一緒に過ごした日々は楽しかったと思っていたのは僕だけだったのだろうか?』
と思ってしまうと僕は滝川さんのに視線を向ける事も、話し掛ける事もできなかった。
「学園祭の衣装合わせよね?」
北澤さんが有坂くんに質問する。
「それ以外にここにくる理由は無いけど?」
「それもそうね、有坂くんは賢と一緒にしてね、杏は私と……」
北澤さんは滝川さんを見て気まずそうにしている。
そう言えば北澤さんと滝川さんが最近話してる姿を見た事がない。
(ケンカでもしてるんだろうか?)
北澤さんを見ようともしないで頷く滝川さんと気まずそうな表情をする北澤さんを見てそんな事を思う僕は仲良くしてほしいと思う。
滝川さんの素敵な笑顔が好きだから……
北澤さんは滝川さんに「いこ!」と言って滝川さんと二人で隣の教室へ移動した。
◇◇◇
杏ちゃんと北澤さんが教室から出ていき俺は染谷君と二人きになった。
最近は杏ちゃんと幸せな日々を過ごしているが、出会った頃の笑顔が消えてしまった杏ちゃんを見てると胸が苦しくなる。
『俺ではダメなのか?』と思ってしまう。
杏ちゃんの笑顔を見たい為に俺は自分なりに努力をしてきたつもりだ。
でも、たまに俺に向けてくれる杏ちゃんの笑顔はどこかぎこちなく感じてしまう。
今目の前にいる染谷君に向ける笑顔と、俺に向ける笑顔は明らかに違っていて、作り笑いで曇って見える。

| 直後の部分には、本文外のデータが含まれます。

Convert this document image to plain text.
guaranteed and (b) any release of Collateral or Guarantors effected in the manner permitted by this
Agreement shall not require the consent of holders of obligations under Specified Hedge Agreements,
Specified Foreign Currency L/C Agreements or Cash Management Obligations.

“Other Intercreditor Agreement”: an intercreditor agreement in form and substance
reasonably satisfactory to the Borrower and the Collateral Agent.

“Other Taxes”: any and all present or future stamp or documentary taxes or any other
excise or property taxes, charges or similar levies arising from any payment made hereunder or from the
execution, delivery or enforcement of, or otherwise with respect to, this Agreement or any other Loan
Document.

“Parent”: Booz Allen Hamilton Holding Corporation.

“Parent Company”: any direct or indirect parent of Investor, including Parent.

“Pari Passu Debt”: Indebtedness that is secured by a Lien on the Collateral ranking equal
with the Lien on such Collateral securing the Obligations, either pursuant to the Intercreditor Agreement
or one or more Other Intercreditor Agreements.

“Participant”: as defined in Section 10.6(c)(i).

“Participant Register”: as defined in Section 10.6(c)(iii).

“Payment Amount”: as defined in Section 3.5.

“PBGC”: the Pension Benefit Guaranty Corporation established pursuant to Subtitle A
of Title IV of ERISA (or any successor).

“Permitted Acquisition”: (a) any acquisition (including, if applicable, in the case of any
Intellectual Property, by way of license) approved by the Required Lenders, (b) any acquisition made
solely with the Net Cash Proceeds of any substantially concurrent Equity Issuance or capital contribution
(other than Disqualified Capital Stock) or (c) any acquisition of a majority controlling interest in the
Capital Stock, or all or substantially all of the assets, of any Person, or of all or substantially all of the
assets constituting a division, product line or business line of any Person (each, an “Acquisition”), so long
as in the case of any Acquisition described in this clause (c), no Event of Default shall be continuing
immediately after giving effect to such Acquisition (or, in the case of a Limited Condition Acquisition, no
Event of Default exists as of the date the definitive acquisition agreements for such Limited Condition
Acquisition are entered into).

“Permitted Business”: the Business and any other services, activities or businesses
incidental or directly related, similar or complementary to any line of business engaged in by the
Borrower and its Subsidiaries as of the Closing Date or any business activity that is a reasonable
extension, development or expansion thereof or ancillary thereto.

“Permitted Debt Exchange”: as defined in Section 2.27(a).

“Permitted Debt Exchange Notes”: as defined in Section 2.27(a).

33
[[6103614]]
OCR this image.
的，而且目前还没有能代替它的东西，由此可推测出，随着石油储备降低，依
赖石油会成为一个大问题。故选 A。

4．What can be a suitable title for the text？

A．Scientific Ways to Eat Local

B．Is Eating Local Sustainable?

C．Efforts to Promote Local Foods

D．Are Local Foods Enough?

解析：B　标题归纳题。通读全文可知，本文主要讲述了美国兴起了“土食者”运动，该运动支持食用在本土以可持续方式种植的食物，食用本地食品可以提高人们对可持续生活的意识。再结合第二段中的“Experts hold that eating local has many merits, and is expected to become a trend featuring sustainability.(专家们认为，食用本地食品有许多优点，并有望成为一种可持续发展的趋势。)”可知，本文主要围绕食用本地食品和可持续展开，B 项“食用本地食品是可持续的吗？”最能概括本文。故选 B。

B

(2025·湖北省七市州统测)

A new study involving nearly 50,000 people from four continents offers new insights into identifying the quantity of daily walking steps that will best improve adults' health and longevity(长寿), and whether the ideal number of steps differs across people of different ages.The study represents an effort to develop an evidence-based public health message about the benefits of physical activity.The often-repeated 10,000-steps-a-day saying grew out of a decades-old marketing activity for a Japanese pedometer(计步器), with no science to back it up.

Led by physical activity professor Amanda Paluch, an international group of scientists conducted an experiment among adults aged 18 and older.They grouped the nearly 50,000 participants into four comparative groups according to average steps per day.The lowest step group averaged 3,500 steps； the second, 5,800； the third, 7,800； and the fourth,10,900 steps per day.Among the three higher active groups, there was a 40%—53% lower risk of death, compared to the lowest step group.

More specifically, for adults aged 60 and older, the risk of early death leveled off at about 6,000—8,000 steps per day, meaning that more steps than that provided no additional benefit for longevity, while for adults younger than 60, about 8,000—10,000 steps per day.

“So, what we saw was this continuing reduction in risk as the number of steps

そんな事を思う俺が染谷君に対して黒い感情を抱くのは必然だ。
「それで、俺はどうしたらいい?」
平然を装えない俺は染谷君にはどうしても強い口調になってしまう。
これでは余裕のない男に見えてダメだと思ってしまうが、染谷君を前にするとどうしても自分の感情を抑えきれない。
「えーっと、まず、採寸を計ります」
「わかった」
オドオドとする染谷君のどこがいいのかと思う。
俺に無くて染谷君にある物が全くわからない。
杏ちゃんだけじゃなく、北澤さんとも仲良くして染谷君は一途じゃない。
その点俺は杏ちゃん一筋縄で杏ちゃんしか見ていない。
杏ちゃんに嫌な思いはしてほしくないから他の女子とは極力喋らないようにしている。
俺の体にメジャーを当てている染谷君を下に見ながら俺の感情は荒ぶっていく。